At this point, you are ready to mix the cooked peel with segments of the fruit (removing the segments cleanly by inserting a small sharp knife into the membrane on each side of the fruit segment). Weigh the fruit segments, the now-tender peel, and the juice. Weigh out an equal amount of white sugar and place all into a heavy saucepan. Bring to a boil, stirring constantly to be sure that the mixture does not burn on the bottom or sides of the pot. Be prepared as well to skim off scum and seeds which rise to the top of the mixture as you go. At this point, for each 4 pounds total of fruit, sugar, and juice, add 2 cups of well-brewed tea and bring again to a boil. (Any additional seeds you have missed will most likely float to the top of the scalding mixture and can be carefully removed as you see them emerge.) Continue cooking over a medium-high flame until the mixture reaches approximately 220 degrees F.  Test for adequate thickness by spooning out a bit of the mixture onto the now-well chilled glass or porcelain plate. If the mixture wrinkles when lightly pushed with a finger or a spoon, it is done. If not, continue cooking the mixture and test again.
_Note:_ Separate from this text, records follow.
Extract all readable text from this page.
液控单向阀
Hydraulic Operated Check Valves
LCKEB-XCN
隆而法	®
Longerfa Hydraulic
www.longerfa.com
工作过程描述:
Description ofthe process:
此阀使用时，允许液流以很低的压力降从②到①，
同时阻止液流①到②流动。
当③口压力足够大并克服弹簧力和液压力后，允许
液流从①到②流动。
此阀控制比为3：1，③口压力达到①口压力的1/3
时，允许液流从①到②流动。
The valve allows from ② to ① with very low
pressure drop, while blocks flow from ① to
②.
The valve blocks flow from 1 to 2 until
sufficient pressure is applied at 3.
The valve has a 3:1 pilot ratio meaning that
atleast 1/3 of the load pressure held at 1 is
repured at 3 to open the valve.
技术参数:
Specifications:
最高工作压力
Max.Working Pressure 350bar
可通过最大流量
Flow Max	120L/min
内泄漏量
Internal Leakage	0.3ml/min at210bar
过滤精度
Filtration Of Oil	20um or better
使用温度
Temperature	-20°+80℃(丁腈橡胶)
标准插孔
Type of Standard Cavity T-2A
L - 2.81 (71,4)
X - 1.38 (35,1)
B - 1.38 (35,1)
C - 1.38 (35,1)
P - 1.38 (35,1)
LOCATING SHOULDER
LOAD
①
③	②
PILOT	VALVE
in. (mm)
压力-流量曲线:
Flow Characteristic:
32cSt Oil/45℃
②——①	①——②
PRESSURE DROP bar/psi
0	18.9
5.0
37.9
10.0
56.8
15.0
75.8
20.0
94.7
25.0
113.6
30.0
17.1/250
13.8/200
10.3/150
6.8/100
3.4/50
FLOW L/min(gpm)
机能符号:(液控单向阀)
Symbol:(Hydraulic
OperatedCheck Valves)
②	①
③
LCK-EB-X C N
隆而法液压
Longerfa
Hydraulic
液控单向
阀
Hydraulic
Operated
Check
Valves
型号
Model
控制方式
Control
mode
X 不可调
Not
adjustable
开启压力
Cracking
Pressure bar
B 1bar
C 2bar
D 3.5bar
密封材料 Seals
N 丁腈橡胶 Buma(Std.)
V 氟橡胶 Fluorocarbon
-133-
When done, retrieve the sterilized glass jars from their hot water bath, using tongs designed for this purpose. Then using a sterilized metal spoon or ladle, fill the prepared jars with the hot marmalade to ½ inch below the top rim of the jar, screw on flat lids and rings, and then place the filled jars into a canning rack set into a large pot of enough boiling water to cover the jars by 3 inches. Boil for 10 minutes and then carefully remove the jars from the pot. Place on a countertop lined with a clean dish towel and let cool. Label and date them. Store in a cool, dark place until ready to enjoy and gift freely. Morning toast never had it so good!